Nei discorsi da rookie vince Kozlov, comunque.
Il tennis di Kozlov, per essere padroneggiato adeguatamente, necessità di una concentrazione assoluta. Non a caso, l’USTA nel 2013 decise di affiancargli uno psicologo, Larry Lauer, che lo aiutasse a trovare le contromisure adatte ad una testa che pensa troppo. «Sono molto nervoso», disse al sito dell’USTA due anni fa. «Il dottore mi ha detto che devo imparare a pensare a qualcos’altro. Devo pensare alla partita fino a quindici minuti prima del match e poi dimenticarmene. Mi è capitato di essere avanti di un set e di un break e di chiedermi cosa avrei fatto se avessi vinto. E così mi deconcentravo». Ma che il tennis di Kozlov sia diverso da quello che siamo abituati a vedere in un’epoca di omologazione come questa è fuori di dubbio. Querrey, che sconfisse Kozlov nella finale del Challenger di Sacramento, disse che «ha tutti i colpi. Se continua su questa strada, diventerà un top 10». Smyczek, sconfitto in semifinale, definì il tennis del suo giovane avversario «inusuale» e che era molto bravo a presentarsi furtivamente a rete. Sneaking, in inglese – come sneaky è la risposta che Federer ha presentato a Cincinnati l’anno scorso. Volée, back di dritto e di rovescio, attacchi in controtempo e timing perfetto: vedere giocare Kozlov è un toccasana, di questi tempi.

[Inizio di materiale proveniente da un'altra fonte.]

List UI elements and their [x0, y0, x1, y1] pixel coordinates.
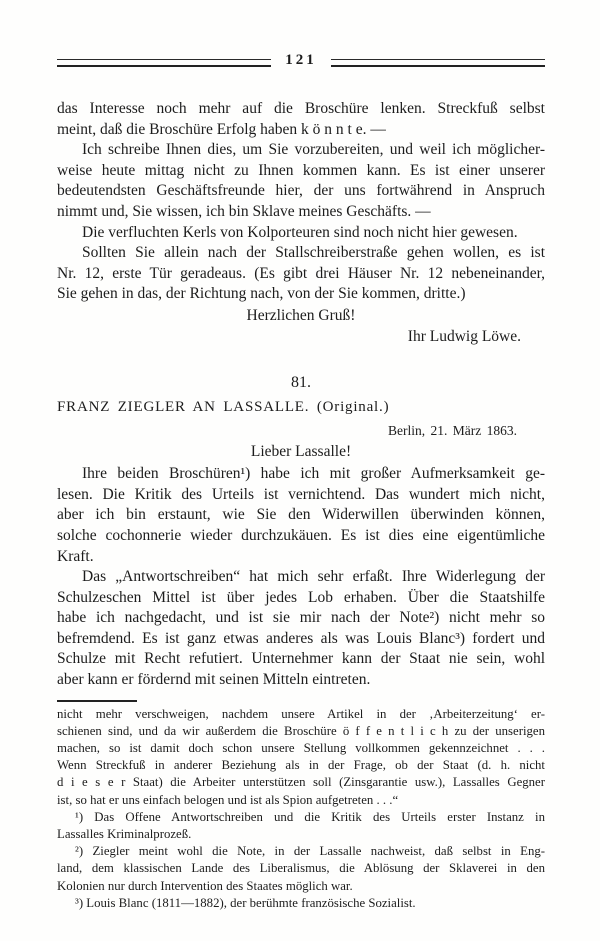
- footnote-line: machen, so ist damit doch schon unsere S…: [57, 740, 545, 757]
- letter-80-continuation: das Interesse noch mehr auf die Broschür…: [57, 99, 545, 347]
- letter-signature: Ihr Ludwig Löwe.: [57, 327, 545, 348]
- text-line: das Interesse noch mehr auf die Broschür…: [57, 99, 545, 120]
- text-line: bedeutendsten Geschäftsfreunde hier, der…: [57, 181, 545, 202]
- footnote-line: ¹) Das Offene Antwortschreiben und die K…: [57, 809, 545, 826]
- paragraph: das Interesse noch mehr auf die Broschür…: [57, 99, 545, 140]
- footnote-1: ¹) Das Offene Antwortschreiben und die K…: [57, 809, 545, 843]
- header-rule-left: [57, 59, 271, 67]
- text-line: habe ich nachgedacht, und ist sie mir na…: [57, 608, 545, 629]
- letter-dateline: Berlin, 21. März 1863.: [57, 423, 545, 439]
- text-line: Sie gehen in das, der Richtung nach, von…: [57, 284, 545, 305]
- paragraph: Ihre beiden Broschüren¹) habe ich mit gr…: [57, 464, 545, 567]
- letter-81: 81. FRANZ ZIEGLER AN LASSALLE. (Original…: [57, 374, 545, 691]
- footnote-line: ³) Louis Blanc (1811—1882), der berühmte…: [57, 895, 545, 912]
- footnote-line: Lassalles Kriminalprozeß.: [57, 826, 545, 843]
- text-line: meint, daß die Broschüre Erfolg haben k …: [57, 120, 545, 141]
- footnote-line: nicht mehr verschweigen, nachdem unsere …: [57, 706, 545, 723]
- footnote-continuation: nicht mehr verschweigen, nachdem unsere …: [57, 706, 545, 809]
- page-number: 121: [271, 52, 331, 69]
- text-line: Sollten Sie allein nach der Stallschreib…: [57, 243, 545, 264]
- text-line: Die verfluchten Kerls von Kolporteuren s…: [57, 223, 545, 244]
- footnote-2: ²) Ziegler meint wohl die Note, in der L…: [57, 843, 545, 895]
- paragraph: Ich schreibe Ihnen dies, um Sie vorzuber…: [57, 140, 545, 222]
- text-line: Kraft.: [57, 547, 545, 568]
- paragraph: Die verfluchten Kerls von Kolporteuren s…: [57, 223, 545, 244]
- footnote-line: d i e s e r Staat) die Arbeiter unterstü…: [57, 774, 545, 791]
- letter-salutation: Lieber Lassalle!: [57, 441, 545, 462]
- footnote-separator-rule: [57, 700, 137, 702]
- paragraph: Das „Antwortschreiben“ hat mich sehr erf…: [57, 567, 545, 691]
- paragraph: Sollten Sie allein nach der Stallschreib…: [57, 243, 545, 305]
- footnote-3: ³) Louis Blanc (1811—1882), der berühmte…: [57, 895, 545, 912]
- footnotes: nicht mehr verschweigen, nachdem unsere …: [57, 706, 545, 912]
- text-line: Schulzeschen Mittel ist über jedes Lob e…: [57, 588, 545, 609]
- text-line: aber ich bin erstaunt, wie Sie den Wider…: [57, 505, 545, 526]
- text-line: nimmt und, Sie wissen, ich bin Sklave me…: [57, 202, 545, 223]
- letter-number: 81.: [57, 374, 545, 392]
- footnote-line: Kolonien nur durch Intervention des Staa…: [57, 878, 545, 895]
- header-rule-right: [331, 59, 545, 67]
- text-line: weise heute mittag nicht zu Ihnen kommen…: [57, 161, 545, 182]
- page-header: 121: [57, 54, 545, 71]
- letter-heading: FRANZ ZIEGLER AN LASSALLE. (Original.): [57, 399, 545, 416]
- text-line: Das „Antwortschreiben“ hat mich sehr erf…: [57, 567, 545, 588]
- letter-closing: Herzlichen Gruß!: [57, 306, 545, 327]
- book-page: 121 das Interesse noch mehr auf die Bros…: [0, 0, 600, 941]
- footnote-line: schienen sind, und da wir außerdem die B…: [57, 723, 545, 740]
- text-line: Nr. 12, erste Tür geradeaus. (Es gibt dr…: [57, 264, 545, 285]
- footnote-line: ist, so hat er uns einfach belogen und i…: [57, 792, 545, 809]
- text-line: aber kann er fördernd mit seinen Mitteln…: [57, 670, 545, 691]
- text-line: solche cochonnerie wieder durchzukäuen. …: [57, 526, 545, 547]
- footnote-line: Wenn Streckfuß in anderer Beziehung als …: [57, 757, 545, 774]
- text-line: lesen. Die Kritik des Urteils ist vernic…: [57, 485, 545, 506]
- text-line: befremdend. Es ist ganz etwas anderes al…: [57, 629, 545, 650]
- text-line: Ich schreibe Ihnen dies, um Sie vorzuber…: [57, 140, 545, 161]
- footnote-line: land, dem klassischen Lande des Liberali…: [57, 860, 545, 877]
- text-line: Schulze mit Recht refutiert. Unternehmer…: [57, 649, 545, 670]
- letter-81-body: Ihre beiden Broschüren¹) habe ich mit gr…: [57, 464, 545, 691]
- footnote-line: ²) Ziegler meint wohl die Note, in der L…: [57, 843, 545, 860]
- text-line: Ihre beiden Broschüren¹) habe ich mit gr…: [57, 464, 545, 485]
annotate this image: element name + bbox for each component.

Il 2016 sembra essere l’anno dei grandi cambiamenti: da qualche mese Kozlov ha cominciato a lavorare con un nuovo coach, l’ex tennista russo Andrei Cherkasov, ottimo tra gli junior (arrivò al numero 3 del mondo e giocò la finale degli US Open junior 1987), un po’ meno forte tra i professionisti (ma riuscì comunque ad arrivare al numero 13 ATP). Forse il nuovo coach ha smosso qualcosa in Kozlov, perché tra fine ottobre e inizio marzo Stefan ha vinto tre titoli Future in altrettante finali, lui che finora aveva sempre perso sul più bello: tre volte nei Future, una nei Challenger. In Guadalupa, nella meravigliosa cornice di Le Gosier – che significa il gozzo, per via dei numerosi pellicani che si trovano da quelle parti – Kozlov avrebbe potuto fare poker e conquistare il suo primo Challenger. Ma dopo aver battuto Yoshihito Nishioka in una lunga semifinale, ha alzato ancora una volta bandiera bianca.

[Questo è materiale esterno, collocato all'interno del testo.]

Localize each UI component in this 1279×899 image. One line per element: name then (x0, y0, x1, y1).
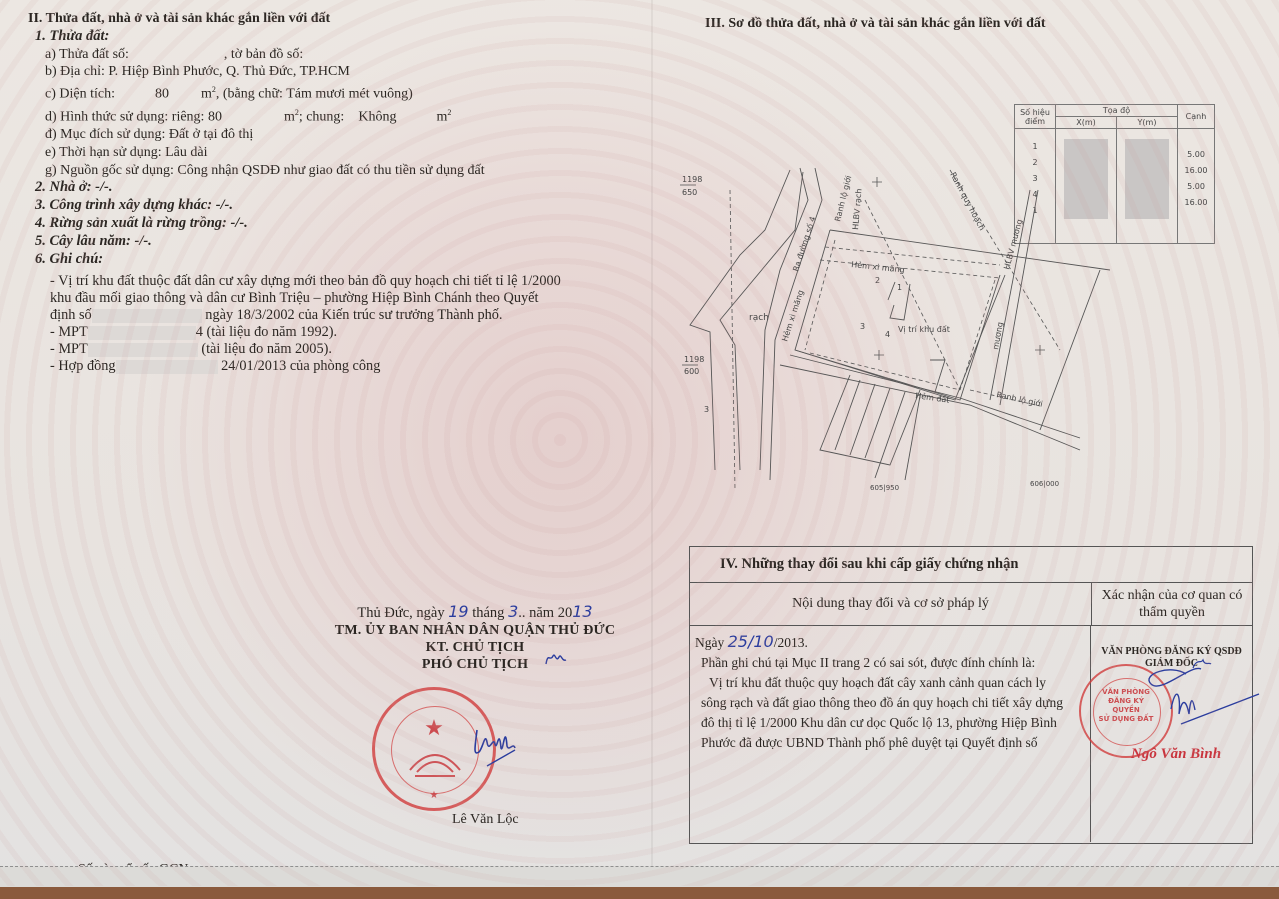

Malek Jaziri, sconfitto qualche mese fa, si è preso la rivincita in un match in cui Stefan ha fatto vedere tutto quello che è e tutto quello che ancora non è. Sul 4-2, dopo un’eccellente smorzata Kozlov alza un lob invece di chiudere con un colpo potente: Jaziri ci arriva e smasha la palla con la stessa violenza con cui lo statunitense getta la sua racchetta a terra. Non servirà a nulla questa rabbia ritardataria perché Kozlov perde il set e nel secondo non riesce mai ad attaccare il servizio dell’avversario. Finisce 6-2 6-4, un punteggio che riflette fedelmente il gap che separa le ambizioni di Kozlov dalla competitività del circuito maggiore. Intanto, però, salirà al numero 225 del mondo, il suo nuovo best ranking. La carriera di Kozlov è appena iniziata e quindi è comprensibile che questo ragazzino stia faticando a trovare la quadratura del suo tennis: tra la teoria e la pratica, ce l’hanno insegnato in tanti prima di lui, c’è tutto un mare di possibilità.